Last October, the climate emergency group Culture Unstained published an open letter to the museum calling for its divestment from BP’s funding ahead of the Hieroglyphs exhibition’s public debut, citing the oil firm’s supportive relationship with autocratic Egyptian President Abdel Fattah El-Sisi, whose government has detained over 60,000 political prisoners in atrocious conditions.
The group had released a series of documents obtained through a Freedom of Inquiry (FOI) request early in the year indicating that the museum director, Hertwig Fischer, was posturing to renew the five-year sponsorship contract with BP as of mid-2021. However, Culture Unstained recently reported that while the museum insists that no further renewal discussions have taken place since October 2021, it had yet to complete a due diligence report on the reputation risks of renewing the BP deal as of last July.

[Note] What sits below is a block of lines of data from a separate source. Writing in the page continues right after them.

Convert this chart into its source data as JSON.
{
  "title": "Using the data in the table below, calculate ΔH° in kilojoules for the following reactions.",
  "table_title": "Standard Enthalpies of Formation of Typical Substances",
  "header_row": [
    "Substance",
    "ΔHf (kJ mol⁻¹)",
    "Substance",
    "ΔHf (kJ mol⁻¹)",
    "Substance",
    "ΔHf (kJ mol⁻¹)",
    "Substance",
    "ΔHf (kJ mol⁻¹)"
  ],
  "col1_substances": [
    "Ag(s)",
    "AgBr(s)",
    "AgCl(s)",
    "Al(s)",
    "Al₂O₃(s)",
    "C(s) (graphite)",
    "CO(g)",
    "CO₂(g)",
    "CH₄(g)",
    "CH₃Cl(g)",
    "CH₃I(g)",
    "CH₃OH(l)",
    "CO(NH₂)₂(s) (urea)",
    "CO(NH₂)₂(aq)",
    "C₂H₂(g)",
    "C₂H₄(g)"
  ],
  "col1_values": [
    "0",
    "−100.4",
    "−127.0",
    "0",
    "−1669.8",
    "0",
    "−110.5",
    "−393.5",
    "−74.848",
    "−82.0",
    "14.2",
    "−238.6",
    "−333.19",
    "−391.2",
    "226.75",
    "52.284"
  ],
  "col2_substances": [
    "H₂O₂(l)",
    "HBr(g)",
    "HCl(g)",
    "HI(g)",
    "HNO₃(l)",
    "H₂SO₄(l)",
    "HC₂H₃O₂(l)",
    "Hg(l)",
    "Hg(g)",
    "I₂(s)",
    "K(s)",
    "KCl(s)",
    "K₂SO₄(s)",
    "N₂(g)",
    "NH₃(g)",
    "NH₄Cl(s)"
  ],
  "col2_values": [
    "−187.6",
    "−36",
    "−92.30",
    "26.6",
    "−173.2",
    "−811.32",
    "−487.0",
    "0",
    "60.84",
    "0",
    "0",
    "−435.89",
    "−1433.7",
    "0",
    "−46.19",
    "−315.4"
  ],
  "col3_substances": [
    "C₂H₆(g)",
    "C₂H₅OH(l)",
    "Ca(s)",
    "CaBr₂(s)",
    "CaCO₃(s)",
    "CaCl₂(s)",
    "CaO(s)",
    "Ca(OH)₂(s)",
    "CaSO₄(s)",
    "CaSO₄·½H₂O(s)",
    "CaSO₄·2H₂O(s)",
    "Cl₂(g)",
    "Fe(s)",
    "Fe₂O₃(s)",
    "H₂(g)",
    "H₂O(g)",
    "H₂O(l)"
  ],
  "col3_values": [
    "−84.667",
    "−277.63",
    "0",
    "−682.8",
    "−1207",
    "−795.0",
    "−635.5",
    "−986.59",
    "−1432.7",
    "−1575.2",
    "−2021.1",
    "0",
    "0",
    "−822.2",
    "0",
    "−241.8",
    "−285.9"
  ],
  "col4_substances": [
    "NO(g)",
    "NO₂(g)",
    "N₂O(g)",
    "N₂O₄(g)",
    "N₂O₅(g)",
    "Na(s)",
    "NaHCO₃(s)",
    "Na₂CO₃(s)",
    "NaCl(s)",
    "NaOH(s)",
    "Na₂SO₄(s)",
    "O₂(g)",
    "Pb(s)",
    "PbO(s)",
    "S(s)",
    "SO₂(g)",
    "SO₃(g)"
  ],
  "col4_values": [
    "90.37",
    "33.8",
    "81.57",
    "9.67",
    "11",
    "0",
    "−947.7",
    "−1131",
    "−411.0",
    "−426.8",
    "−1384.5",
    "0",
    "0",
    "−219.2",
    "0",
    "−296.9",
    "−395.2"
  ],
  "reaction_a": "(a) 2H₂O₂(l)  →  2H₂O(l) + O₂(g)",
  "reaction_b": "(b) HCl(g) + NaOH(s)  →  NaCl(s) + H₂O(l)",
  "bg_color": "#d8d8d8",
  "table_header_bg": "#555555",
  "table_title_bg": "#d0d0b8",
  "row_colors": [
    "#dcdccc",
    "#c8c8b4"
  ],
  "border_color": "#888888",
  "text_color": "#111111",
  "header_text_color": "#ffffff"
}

With hardly two months left for the current contract, a British Museum spokesperson told Hyperallergic that it “does not comment on commercially sensitive matters” in regards to the decision to renew or opt out.
“As a major UK visitor attraction we are conscious of the impact of our activity on the environment,” the spokesperson said. The Rosetta Project involves a massive overhaul of the museum’s outdated electrical, plumbing, and mechanical systems to ostensibly improve environmental sustainability, and also aims to repoen the circular Reading Room that’s been closed to the public since 2017. The timeline for the renovation has not been released yet.
The museum declined to comment on whether BP was involved in funding any part of the Rosetta Project. It did, however, dig its heels in on its months-old statement about institutional sponsorships: “Museums today have a mixed funding model and we need corporate and private money to fulfill our public mission.”
The lack of clarity regarding the museum’s decision is frustrating considering the previous renewal was announced 18 months in advance. “A better future must be a future without BP,” Culture Unstained reiterated in their scathing December report. “Will the Museum now make a stand and side with the people, not a major polluter?”